So you’re saying this water lasted how long? And it’s good until when?

Advertising is a funny business. We, the consumers, often have a healthy dose of cynicism about the claims on the items we buy, and even when we don’t, it’s not like anyone really thinks we need to imbibe the vitamin of 50 lemons in a single sports drink.

But these wild claims persist anyway, partially because sometimes they have an effect deep in your subconscious. Maybe you don’t need 50 lemons in one sitting, your brain reasons, but it certainly can’t hurt to boost your vitamin C.

Keeping the product eye-catching without threatening customers’ suspension of disbelief is tricky for marketers, though, and Japanese Twitter is delighting in an example that seems to contradict itself right on the bottle. We present to you this bottle of mineral water produced by Zaiho (Treasure) Corporate:

▼ “Huh? They say this water is 30,000 years old, but then give it a five-year expiration date? What were you doing for the other 29,995, bucko?”

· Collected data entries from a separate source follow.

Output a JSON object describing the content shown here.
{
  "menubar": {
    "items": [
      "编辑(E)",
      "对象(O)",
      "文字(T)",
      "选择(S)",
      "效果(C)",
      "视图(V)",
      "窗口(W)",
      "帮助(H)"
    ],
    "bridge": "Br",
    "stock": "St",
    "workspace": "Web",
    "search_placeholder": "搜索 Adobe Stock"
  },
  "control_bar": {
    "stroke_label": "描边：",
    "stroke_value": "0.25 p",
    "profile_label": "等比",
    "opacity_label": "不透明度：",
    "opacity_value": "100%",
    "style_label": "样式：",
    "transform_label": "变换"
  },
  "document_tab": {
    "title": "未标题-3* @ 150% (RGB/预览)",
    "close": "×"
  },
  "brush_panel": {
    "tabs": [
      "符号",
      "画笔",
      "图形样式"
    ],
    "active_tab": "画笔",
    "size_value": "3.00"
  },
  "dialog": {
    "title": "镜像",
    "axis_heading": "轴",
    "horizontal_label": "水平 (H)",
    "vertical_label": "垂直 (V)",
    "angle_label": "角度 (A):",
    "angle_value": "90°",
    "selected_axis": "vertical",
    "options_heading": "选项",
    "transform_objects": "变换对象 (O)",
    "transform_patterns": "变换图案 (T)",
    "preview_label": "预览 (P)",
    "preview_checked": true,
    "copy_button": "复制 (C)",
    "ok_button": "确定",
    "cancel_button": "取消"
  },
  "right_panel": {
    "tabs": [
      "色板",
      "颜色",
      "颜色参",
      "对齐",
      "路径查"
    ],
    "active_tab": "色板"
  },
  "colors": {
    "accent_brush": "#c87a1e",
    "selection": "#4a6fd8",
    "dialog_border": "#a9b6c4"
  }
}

The plain, blocky design on the wrapping is very far removed from typical mineral water bottles sold in Japanese stores, and that’s because this bottle is specifically intended to be stored as an emergency resource. A vital fixture in any disaster kit, citizens are recommended to have a reserve of bottled water on hand in the case that an earthquake, typhoon, or other incident interrupts the delivery of water to their faucets.

Now, these kits can go years without ever seeing any use, so water that stays good for five years is a great option. The largest text on the wrapper testifies to this, declaring it “Zaiho’s Emergency Supply of Water: safe to drink even after five years”. However, Zaiho’s own slogan at the top of the wrapper reveals that Zaiho water is “water from 30,000 years ago.”

With the expiration date given on the bottle, that would mean this water remains drinkable for… 30,005 years. What an arbitrary number!

The comments came up with plenty of hilarious takes on the five year limit:

“It’s a five year limit because the plastic will melt, so you can only technically own it in this form for five years.”
“I guess it was sleeping all that time.”
(Reply to above) “So it’s only awake for five years?!

“Yeah, it’s ’cause after five years pass I come along and drink it all. Thought that was common knowledge.”
“It turns into a slime once the five years are up.”

Where did the 30,000 years part even come from? Well, Zaiho Corporate is a company operating out of Kagoshima prefecture, and they have claims on a mineral water spring in Tarumi City.

Their primary product is a mineral water called “Natural Alkali Onsen Water Treasure” drawn from these hot springs, and summoning the image of finely-aged water bubbling beneath the ground is a tried and true method for advertising mineral water. Interestingly, the commercial version boasts distance rather than time.

▼ The label reads: “A gift from 1,000 meters (3,280 feet) underground”

At any rate, hopefully the water in your own emergency ration kits will stand the test of time. And if they taste a little funny after all that time in storage, just pretend you’re drinking some new and innovative flavor from the I Lohas line-up.